Senin, 10 Agustus 2026
Walisongo Global Media
How's Going

Ribuan Rumah di Padang Terendam Banjir, Warga Dicekam Hantaman Kayu dan Lumpuh Total

Trista - Tuesday, 04 August 2026 | 01:32 PM

Background
Ribuan Rumah di Padang Terendam Banjir, Warga Dicekam Hantaman Kayu dan Lumpuh Total
Banjir Bandang Padang (Kumparan /)

Bencana banjir bandang mencekam kembali menerjang wilayah Kota Padang, Sumatera Barat, Senin (3/8/2026). Intensitas hujan tinggi sejak pukul 11.00 hingga 17.00 WIB menyebabkan ribuan unit rumah terendam. Hantaman air bah yang datang secara tiba-tiba tersebut membawa material lumpur pekat serta gelondongan kayu berukuran besar dari kawasan hulu sungai.

Dampak kerusakan paling parah dilaporkan melanda sedikitnya tiga kecamatan utama di Kota Padang yang terendam genangan air cukup tinggi. Derasnya arus banjir tidak hanya merusak fasilitas umum, tetapi juga merendam hunian masyarakat dan menyebabkan sejumlah sepeda motor hanyut terbawa aliran air.

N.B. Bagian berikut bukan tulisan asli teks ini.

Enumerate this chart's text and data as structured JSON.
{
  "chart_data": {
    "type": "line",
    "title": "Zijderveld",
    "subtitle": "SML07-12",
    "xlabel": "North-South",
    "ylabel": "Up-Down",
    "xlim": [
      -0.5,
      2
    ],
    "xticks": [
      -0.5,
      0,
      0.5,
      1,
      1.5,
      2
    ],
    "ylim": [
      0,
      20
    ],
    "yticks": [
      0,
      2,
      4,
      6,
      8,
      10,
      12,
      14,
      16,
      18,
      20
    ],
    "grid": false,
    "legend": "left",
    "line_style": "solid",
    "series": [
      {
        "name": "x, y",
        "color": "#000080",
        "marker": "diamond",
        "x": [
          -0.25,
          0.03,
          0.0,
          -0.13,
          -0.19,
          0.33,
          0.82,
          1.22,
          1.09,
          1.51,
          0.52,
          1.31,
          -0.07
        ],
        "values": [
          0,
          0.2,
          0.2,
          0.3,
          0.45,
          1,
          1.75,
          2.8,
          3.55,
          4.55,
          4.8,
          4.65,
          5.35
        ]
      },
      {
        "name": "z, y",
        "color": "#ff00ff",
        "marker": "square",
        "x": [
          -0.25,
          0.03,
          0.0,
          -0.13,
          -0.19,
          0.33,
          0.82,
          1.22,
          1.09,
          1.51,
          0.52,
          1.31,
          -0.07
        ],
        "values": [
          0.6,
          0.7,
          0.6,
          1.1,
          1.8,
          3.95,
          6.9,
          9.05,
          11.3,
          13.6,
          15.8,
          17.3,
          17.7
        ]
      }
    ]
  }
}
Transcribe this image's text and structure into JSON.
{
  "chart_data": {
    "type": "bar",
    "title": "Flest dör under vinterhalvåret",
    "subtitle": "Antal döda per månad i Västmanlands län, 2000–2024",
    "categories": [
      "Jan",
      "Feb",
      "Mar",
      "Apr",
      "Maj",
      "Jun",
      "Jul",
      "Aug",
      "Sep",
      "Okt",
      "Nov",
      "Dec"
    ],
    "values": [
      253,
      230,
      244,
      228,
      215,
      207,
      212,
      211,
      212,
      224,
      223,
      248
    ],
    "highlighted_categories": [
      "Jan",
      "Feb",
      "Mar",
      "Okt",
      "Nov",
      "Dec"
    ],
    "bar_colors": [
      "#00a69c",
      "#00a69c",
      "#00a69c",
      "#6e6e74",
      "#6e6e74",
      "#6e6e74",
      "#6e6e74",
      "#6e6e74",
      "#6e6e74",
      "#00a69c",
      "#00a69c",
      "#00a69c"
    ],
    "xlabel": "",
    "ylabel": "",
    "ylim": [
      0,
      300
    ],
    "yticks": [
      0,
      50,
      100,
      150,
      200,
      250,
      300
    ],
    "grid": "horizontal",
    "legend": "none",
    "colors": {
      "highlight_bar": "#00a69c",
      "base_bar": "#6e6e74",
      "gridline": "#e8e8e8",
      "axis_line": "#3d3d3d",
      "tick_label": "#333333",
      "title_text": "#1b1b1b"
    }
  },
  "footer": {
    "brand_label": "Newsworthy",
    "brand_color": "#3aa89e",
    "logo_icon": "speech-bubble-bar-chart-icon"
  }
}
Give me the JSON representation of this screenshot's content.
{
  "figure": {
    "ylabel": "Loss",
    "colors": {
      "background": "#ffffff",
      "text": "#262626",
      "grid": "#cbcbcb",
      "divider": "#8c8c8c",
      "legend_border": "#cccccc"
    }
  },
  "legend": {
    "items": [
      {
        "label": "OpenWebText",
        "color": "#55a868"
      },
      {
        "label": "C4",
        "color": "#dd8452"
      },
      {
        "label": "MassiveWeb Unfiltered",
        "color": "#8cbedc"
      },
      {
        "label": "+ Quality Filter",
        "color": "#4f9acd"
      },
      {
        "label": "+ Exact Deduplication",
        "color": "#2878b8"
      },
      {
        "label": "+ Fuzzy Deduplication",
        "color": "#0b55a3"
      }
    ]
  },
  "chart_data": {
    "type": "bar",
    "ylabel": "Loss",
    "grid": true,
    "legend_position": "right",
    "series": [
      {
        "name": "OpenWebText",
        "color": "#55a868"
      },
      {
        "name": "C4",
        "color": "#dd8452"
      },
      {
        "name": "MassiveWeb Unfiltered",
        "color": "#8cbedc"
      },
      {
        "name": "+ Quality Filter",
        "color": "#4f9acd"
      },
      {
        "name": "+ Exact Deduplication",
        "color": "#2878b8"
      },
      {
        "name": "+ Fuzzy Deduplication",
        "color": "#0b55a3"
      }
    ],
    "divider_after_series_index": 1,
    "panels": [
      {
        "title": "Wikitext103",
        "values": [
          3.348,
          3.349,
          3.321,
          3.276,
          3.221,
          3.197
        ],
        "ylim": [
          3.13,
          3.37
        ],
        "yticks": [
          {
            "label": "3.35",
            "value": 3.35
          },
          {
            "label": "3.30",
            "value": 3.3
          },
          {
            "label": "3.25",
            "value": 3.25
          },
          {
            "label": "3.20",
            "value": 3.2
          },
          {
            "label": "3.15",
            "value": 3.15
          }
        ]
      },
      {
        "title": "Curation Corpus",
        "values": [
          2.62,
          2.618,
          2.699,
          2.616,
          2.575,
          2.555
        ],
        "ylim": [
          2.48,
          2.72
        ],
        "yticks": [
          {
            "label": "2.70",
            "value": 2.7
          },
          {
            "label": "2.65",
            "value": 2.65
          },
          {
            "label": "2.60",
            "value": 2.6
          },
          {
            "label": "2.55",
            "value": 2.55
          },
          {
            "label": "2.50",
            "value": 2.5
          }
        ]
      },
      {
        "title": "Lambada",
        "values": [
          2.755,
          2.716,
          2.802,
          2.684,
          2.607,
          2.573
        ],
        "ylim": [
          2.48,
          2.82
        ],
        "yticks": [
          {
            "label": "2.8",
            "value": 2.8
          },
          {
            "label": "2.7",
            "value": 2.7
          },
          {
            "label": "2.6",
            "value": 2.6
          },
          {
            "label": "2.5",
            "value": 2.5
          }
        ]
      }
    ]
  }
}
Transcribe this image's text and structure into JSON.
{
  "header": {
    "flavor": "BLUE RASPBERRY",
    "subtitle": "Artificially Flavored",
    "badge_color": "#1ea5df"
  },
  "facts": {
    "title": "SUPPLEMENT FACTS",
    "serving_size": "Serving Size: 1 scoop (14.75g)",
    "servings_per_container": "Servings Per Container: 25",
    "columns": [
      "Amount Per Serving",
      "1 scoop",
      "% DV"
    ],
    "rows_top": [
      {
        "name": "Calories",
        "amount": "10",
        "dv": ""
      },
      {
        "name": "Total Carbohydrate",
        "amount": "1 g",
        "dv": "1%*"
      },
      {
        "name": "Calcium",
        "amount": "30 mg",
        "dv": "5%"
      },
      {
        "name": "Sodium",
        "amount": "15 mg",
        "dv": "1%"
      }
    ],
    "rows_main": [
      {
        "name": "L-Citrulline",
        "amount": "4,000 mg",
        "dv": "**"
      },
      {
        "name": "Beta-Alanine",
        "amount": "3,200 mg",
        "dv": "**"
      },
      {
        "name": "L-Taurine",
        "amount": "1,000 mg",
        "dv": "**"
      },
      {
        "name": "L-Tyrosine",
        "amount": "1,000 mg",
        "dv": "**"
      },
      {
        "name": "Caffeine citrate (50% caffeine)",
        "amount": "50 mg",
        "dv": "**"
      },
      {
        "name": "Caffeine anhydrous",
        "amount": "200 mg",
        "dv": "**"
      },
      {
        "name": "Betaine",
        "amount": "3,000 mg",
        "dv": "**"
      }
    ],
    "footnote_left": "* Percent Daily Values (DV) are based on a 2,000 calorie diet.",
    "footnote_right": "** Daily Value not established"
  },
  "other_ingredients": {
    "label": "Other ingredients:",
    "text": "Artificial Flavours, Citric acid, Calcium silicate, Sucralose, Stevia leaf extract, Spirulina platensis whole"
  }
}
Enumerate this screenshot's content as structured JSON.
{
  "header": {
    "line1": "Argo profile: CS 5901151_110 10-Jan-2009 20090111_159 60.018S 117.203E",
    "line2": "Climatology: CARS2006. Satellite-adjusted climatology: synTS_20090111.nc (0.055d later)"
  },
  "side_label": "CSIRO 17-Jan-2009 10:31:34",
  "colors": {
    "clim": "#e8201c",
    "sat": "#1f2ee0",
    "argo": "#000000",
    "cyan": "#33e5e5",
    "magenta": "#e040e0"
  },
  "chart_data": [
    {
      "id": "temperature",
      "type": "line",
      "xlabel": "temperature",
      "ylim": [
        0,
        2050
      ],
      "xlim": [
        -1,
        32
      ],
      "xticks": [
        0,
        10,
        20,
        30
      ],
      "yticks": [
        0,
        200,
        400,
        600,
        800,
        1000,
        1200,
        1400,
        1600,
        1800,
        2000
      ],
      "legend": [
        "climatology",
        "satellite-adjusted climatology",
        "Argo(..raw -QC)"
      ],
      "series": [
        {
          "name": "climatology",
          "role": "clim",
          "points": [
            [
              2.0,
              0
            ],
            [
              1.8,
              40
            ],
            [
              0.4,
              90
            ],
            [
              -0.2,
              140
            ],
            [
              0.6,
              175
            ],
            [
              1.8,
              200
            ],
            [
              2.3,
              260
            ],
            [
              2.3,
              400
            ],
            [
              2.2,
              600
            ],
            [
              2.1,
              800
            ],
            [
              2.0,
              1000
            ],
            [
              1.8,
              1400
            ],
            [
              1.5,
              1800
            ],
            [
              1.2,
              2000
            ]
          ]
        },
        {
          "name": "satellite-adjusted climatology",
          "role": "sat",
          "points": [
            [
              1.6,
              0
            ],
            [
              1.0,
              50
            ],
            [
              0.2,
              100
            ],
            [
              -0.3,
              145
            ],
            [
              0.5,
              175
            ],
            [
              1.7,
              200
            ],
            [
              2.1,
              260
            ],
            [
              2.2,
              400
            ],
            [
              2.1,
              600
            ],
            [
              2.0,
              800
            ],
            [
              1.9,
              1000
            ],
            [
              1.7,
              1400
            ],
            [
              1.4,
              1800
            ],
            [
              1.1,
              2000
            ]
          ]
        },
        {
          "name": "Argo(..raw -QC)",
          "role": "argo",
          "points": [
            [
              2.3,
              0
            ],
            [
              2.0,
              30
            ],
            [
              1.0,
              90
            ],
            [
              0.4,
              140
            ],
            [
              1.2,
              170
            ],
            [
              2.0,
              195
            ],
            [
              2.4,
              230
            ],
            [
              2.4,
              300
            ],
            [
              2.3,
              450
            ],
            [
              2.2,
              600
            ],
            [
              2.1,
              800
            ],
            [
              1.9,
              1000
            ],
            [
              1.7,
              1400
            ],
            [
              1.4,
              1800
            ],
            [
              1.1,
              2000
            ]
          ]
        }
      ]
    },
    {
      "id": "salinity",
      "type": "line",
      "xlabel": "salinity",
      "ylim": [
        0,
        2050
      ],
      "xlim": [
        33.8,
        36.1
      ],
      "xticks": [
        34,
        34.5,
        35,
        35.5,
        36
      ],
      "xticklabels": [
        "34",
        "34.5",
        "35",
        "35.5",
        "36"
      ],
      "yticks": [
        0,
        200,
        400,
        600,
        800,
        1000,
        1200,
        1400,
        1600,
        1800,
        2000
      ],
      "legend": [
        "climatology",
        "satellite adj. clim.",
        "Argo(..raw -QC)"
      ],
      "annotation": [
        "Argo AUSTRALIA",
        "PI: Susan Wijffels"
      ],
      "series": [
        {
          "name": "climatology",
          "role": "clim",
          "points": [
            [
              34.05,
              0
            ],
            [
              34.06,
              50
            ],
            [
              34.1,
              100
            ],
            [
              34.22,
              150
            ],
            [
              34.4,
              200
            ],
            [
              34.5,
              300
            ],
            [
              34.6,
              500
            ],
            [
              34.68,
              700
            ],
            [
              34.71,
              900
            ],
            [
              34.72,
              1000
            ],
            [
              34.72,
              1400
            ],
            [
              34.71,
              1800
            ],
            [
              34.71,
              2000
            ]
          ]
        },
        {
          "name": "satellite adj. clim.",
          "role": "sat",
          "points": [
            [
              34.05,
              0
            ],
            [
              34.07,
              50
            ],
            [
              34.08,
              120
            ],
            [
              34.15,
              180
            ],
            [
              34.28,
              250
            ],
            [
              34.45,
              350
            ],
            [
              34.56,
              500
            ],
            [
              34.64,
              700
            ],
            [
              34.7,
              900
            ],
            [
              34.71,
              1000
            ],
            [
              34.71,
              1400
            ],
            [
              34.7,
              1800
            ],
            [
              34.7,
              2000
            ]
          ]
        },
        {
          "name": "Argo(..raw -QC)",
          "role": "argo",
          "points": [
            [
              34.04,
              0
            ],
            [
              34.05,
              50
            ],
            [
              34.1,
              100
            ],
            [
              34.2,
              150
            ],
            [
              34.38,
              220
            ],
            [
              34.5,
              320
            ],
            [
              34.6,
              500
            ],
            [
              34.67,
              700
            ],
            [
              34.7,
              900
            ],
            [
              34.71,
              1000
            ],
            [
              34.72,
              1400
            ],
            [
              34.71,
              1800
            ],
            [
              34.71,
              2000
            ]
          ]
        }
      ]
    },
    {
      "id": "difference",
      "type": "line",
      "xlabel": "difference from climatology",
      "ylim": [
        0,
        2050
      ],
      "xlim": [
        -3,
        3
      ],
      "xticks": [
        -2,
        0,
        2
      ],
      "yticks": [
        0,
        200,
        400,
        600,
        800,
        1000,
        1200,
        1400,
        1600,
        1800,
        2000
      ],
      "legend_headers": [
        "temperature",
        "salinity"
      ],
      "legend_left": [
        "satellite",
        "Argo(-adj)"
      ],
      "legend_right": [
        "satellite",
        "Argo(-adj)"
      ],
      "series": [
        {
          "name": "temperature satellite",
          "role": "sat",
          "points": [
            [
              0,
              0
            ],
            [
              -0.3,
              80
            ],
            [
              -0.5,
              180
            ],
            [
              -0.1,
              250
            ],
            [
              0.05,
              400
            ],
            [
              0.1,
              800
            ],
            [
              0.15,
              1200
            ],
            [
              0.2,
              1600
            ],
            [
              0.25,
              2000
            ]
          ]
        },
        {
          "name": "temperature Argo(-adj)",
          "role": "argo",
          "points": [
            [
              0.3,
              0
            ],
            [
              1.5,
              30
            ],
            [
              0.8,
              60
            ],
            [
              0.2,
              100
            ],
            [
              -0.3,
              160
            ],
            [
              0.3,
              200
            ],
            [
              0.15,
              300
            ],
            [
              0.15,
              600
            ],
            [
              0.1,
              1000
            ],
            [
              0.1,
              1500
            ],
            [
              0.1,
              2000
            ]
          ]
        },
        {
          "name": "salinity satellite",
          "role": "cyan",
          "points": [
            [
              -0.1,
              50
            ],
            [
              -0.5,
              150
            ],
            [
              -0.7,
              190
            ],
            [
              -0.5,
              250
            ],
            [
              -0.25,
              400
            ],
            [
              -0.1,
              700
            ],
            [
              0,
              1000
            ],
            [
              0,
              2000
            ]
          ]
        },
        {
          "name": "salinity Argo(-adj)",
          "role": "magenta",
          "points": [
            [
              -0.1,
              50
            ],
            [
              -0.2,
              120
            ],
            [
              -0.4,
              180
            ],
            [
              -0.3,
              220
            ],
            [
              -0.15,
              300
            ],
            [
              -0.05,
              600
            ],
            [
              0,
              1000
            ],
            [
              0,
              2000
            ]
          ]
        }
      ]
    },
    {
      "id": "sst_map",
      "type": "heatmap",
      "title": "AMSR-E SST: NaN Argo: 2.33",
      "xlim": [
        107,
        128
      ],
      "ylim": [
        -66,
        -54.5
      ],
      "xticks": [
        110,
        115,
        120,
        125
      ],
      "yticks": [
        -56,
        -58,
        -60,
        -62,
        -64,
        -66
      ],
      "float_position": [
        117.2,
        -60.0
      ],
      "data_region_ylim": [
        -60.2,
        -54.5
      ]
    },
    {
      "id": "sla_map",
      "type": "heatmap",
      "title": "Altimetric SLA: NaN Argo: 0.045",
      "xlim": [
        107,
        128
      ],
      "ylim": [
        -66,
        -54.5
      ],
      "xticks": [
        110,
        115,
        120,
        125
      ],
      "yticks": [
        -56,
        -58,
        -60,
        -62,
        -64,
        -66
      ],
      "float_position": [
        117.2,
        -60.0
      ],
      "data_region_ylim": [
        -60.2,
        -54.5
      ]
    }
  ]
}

Kepanikan warga semakin memuncak saat material gelondongan kayu keras berdiameter besar menghantam dinding serta bagian depan rumah-rumah penduduk. Benturan keras kayu-kayu tersebut merusak struktur bangunan pemukiman dan memaksa para penghuni menyelamatkan diri ke tempat yang lebih aman di tengah kepungan banjir.

"Suaranya sangat gemuruh dan menakutkan. Saat kami menengok ke luar, kayu-kayu besar melintas tepat di teras rumah," ungkap seorang warga, dilansir dari laman Tribun, Senin (3/8/2026).

Disaat masyarakat belum selesai membersihkan sisa lumpur pekat yang masuk ke dalam rumah, rasa cemas mendalam kembali menghantui para korban banjir. Kekhawatiran tersebut muncul lantaran kondisi cuaca mendung dan potensi hujan susulan berintensitas tinggi diprediksi masih berpeluang terjadi di kawasan tersebut.

Menanggapi situasi darurat ini, Wakil Gubernur Sumatera Barat secara tegas meminta seluruh warga masyarakat untuk selalu waspada dan meningkatkan kesiapsiagaan menghadapi ancaman cuaca ekstrem. Pemerintah daerah telah menginstruksikan jajaran terkait untuk bergerak cepat memberikan bantuan logistik serta mempercepat proses evakuasi warga yang terjebak.

"Saya mengimbau seluruh masyarakat Sumatera Barat agar meningkatkan kewaspadaan. Keselamatan diri dan keluarga harus menjadi prioritas utama. Jangan memaksakan diri bertahan atau melintasi kawasan yang berpotensi membahayakan keselamatan," ungkap Mahyeldi, Gubernur Sumbar, Senin (3/8/2026).

Petugas gabungan dari Badan Penanggulangan Bencana Daerah (BPBD), TNI, Polri, dan relawan hingga kini terus bersiaga di lapangan untuk mendata total kerugian materiil. Posko penanganan darurat serta dapur umum juga sudah didirikan di beberapa titik strategis guna menyalurkan makanan, obat-obatan, dan pakaian bersih bagi pengungsi.

"Tim BPBD bersama unsur TNI, Polri, Basarnas, pemerintah kota, dan relawan masih berada di lapangan untuk melakukan evakuasi serta pendataan terhadap warga terdampak. Curah hujan yang tinggi menyebabkan sejumlah kawasan permukiman terendam," ungkap Sekretaris BPBD Provinsi Sumatera Barat, Ilham Wahab, dilansir dari laman Metro TV, Selasa (4/8/2026).

Masyarakat yang bermukim di sepanjang bantaran sungai maupun daerah rawan tanah longsor diimbau segera mengungsi apabila debit air kembali menunjukkan peningkatan signifikan. Sinergi antara petugas dan kesadaran warga dalam mematuhi imbauan evakuasi sangat krusial demi mencegah timbulnya korban jiwa dalam bencana alam ini.

Hingga berita ini diturunkan, pembersihan material kayu dan lumpur sisa banjir masih terus diupayakan demi memulihkan akses jalan utama yang sempat terputus. Pihak berwenang pun terus memantau perkembangan debit air sungai serta kondisi cuaca secara berkala untuk mengantisipasi potensi banjir susulan.